According to Barnsley Council, the service answers more than 7,000 alerts, and responds to more than 300 emergency home visits each month.
A council spokesperson added: “Regretfully, our monitoring centre failed to confirm that any emergency response was required in this case.
“Lessons were learnt from this incident, the procedures we created alongside emergency services were reviewed, and our teams completed refresher training.
“Additional monitoring was put in place to ensure final checks are made before any call is closed to hopefully prevent such an incident from happening again.
“The service is subject to regular quality assurance reviews and audits, meaning we’re always looking at how we can improve the support we provide.
“We sincerely apologise for our failure to respond as we should have in 2018.”
A transcript of the exchange between Rose and the call handler for the court hearing shows she was let down by the service.
It was claimed there was a breach of contract and Barnsley Council settled for £1,000 without making any admission of liability.

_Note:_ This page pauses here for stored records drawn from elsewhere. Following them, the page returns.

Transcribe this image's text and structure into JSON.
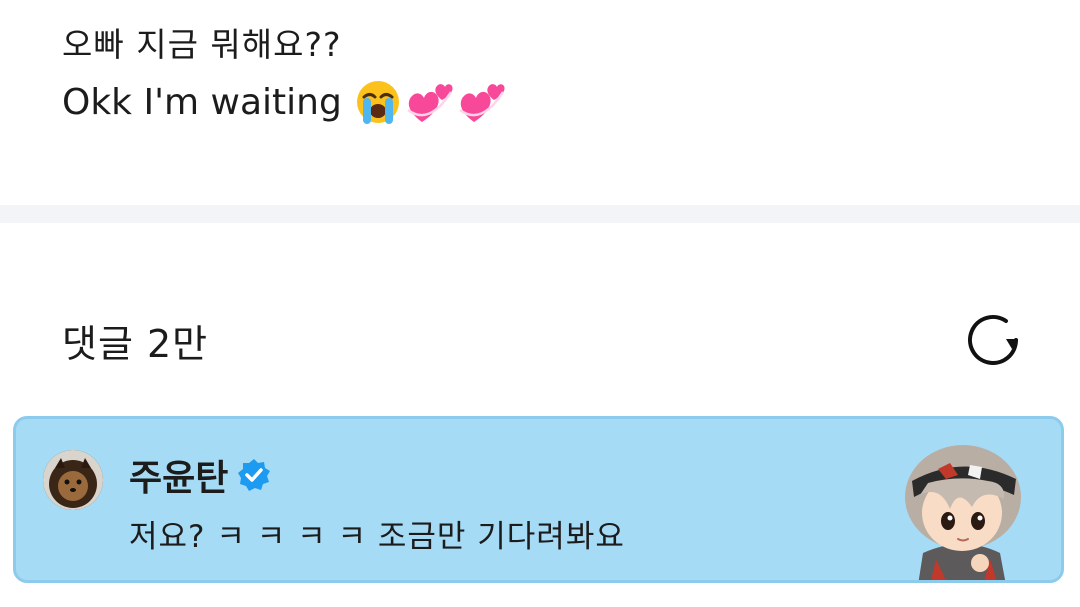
{
  "post": {
    "line1": "오빠 지금 뭐해요??",
    "line2": "Okk I'm waiting",
    "emojis": [
      "loudly-crying-face",
      "two-hearts",
      "two-hearts"
    ]
  },
  "comments": {
    "title": "댓글 2만",
    "refresh_icon": "refresh-icon"
  },
  "comment": {
    "username": "주윤탄",
    "verified": true,
    "text": "저요? ㅋ ㅋ ㅋ ㅋ 조금만 기다려봐요",
    "avatar_icon": "pomeranian-dog-avatar",
    "sticker_icon": "chibi-character-sticker"
  },
  "colors": {
    "card_bg": "#a6dbf6",
    "card_border": "#8ccbec",
    "divider": "#f2f4f7",
    "verified_blue": "#1d9bf0"
  }
}
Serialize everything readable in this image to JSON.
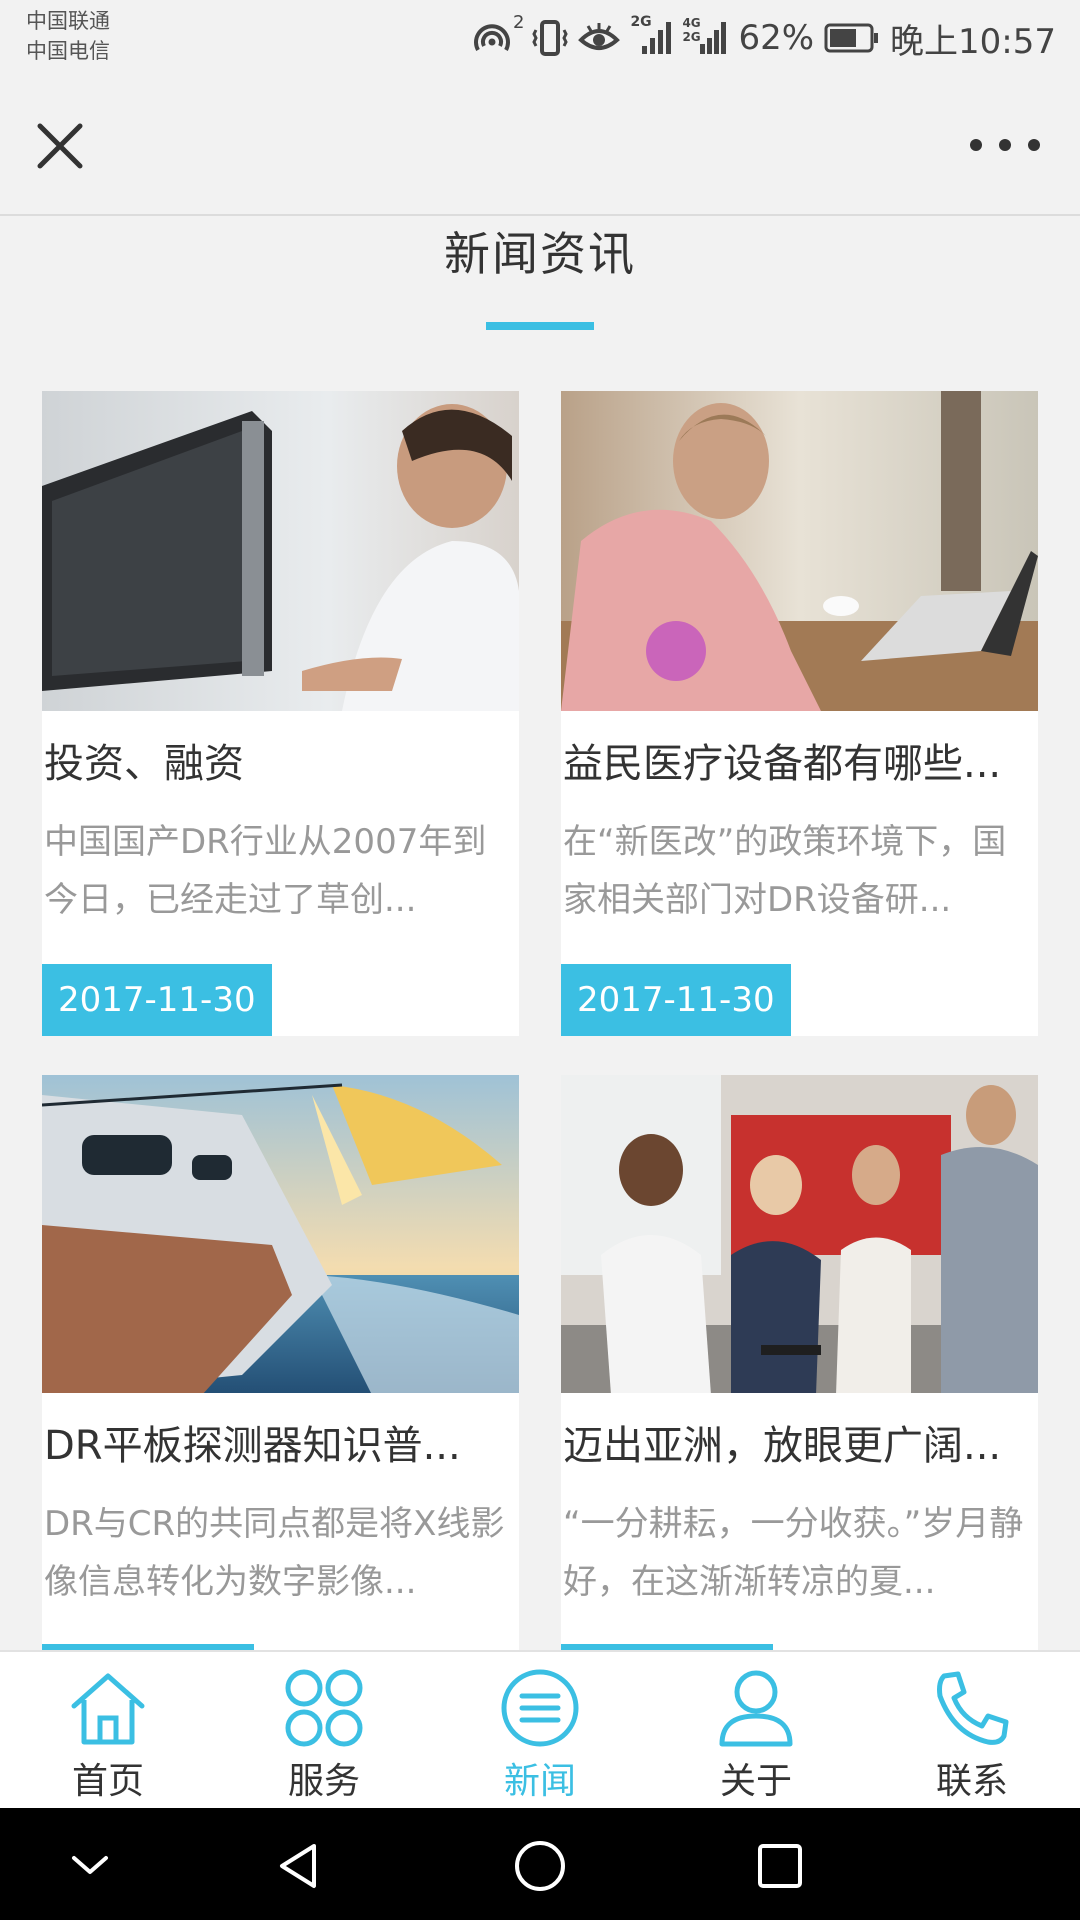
{
  "status_bar": {
    "carrier_1": "中国联通",
    "carrier_2": "中国电信",
    "hotspot_sup": "2",
    "signal_1_label": "2G",
    "signal_2_label": "4G 2G",
    "battery": "62%",
    "time": "晚上10:57"
  },
  "nav": {
    "close_icon": "close-icon",
    "more_icon": "more-dots-icon"
  },
  "section": {
    "title": "新闻资讯"
  },
  "news": [
    {
      "title": "投资、融资",
      "desc": "中国国产DR行业从2007年到今日，已经走过了草创...",
      "date": "2017-11-30",
      "image": "woman-at-monitor-photo"
    },
    {
      "title": "益民医疗设备都有哪些...",
      "desc": "在“新医改”的政策环境下，国家相关部门对DR设备研...",
      "date": "2017-11-30",
      "image": "man-on-phone-with-laptop-photo"
    },
    {
      "title": "DR平板探测器知识普...",
      "desc": "DR与CR的共同点都是将X线影像信息转化为数字影像...",
      "date": "",
      "image": "sailboat-sunset-photo"
    },
    {
      "title": "迈出亚洲，放眼更广阔...",
      "desc": "“一分耕耘，一分收获。”岁月静好，在这渐渐转凉的夏...",
      "date": "",
      "image": "office-group-laughing-photo"
    }
  ],
  "tabs": [
    {
      "label": "首页",
      "icon": "home-icon",
      "active": false
    },
    {
      "label": "服务",
      "icon": "grid-icon",
      "active": false
    },
    {
      "label": "新闻",
      "icon": "news-list-icon",
      "active": true
    },
    {
      "label": "关于",
      "icon": "user-icon",
      "active": false
    },
    {
      "label": "联系",
      "icon": "phone-icon",
      "active": false
    }
  ],
  "colors": {
    "accent": "#3bbfe3",
    "background": "#f2f2f2",
    "card": "#ffffff",
    "title_text": "#333333",
    "desc_text": "#999999"
  }
}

Her son, Andy, was also awarded £626 costs.
Coun Jenny Platts, cabinet spokesperson for health and adult social care, said: “We accept full responsibility for the settlement ruling and we regret that following Mrs Belk’s fall, the service failed to respond to the alert.
“We have learned lessons from this, reviewed our processes and taken action, which includes refreshed training and a change in processes so operators do a final check with users before alerts are closed.”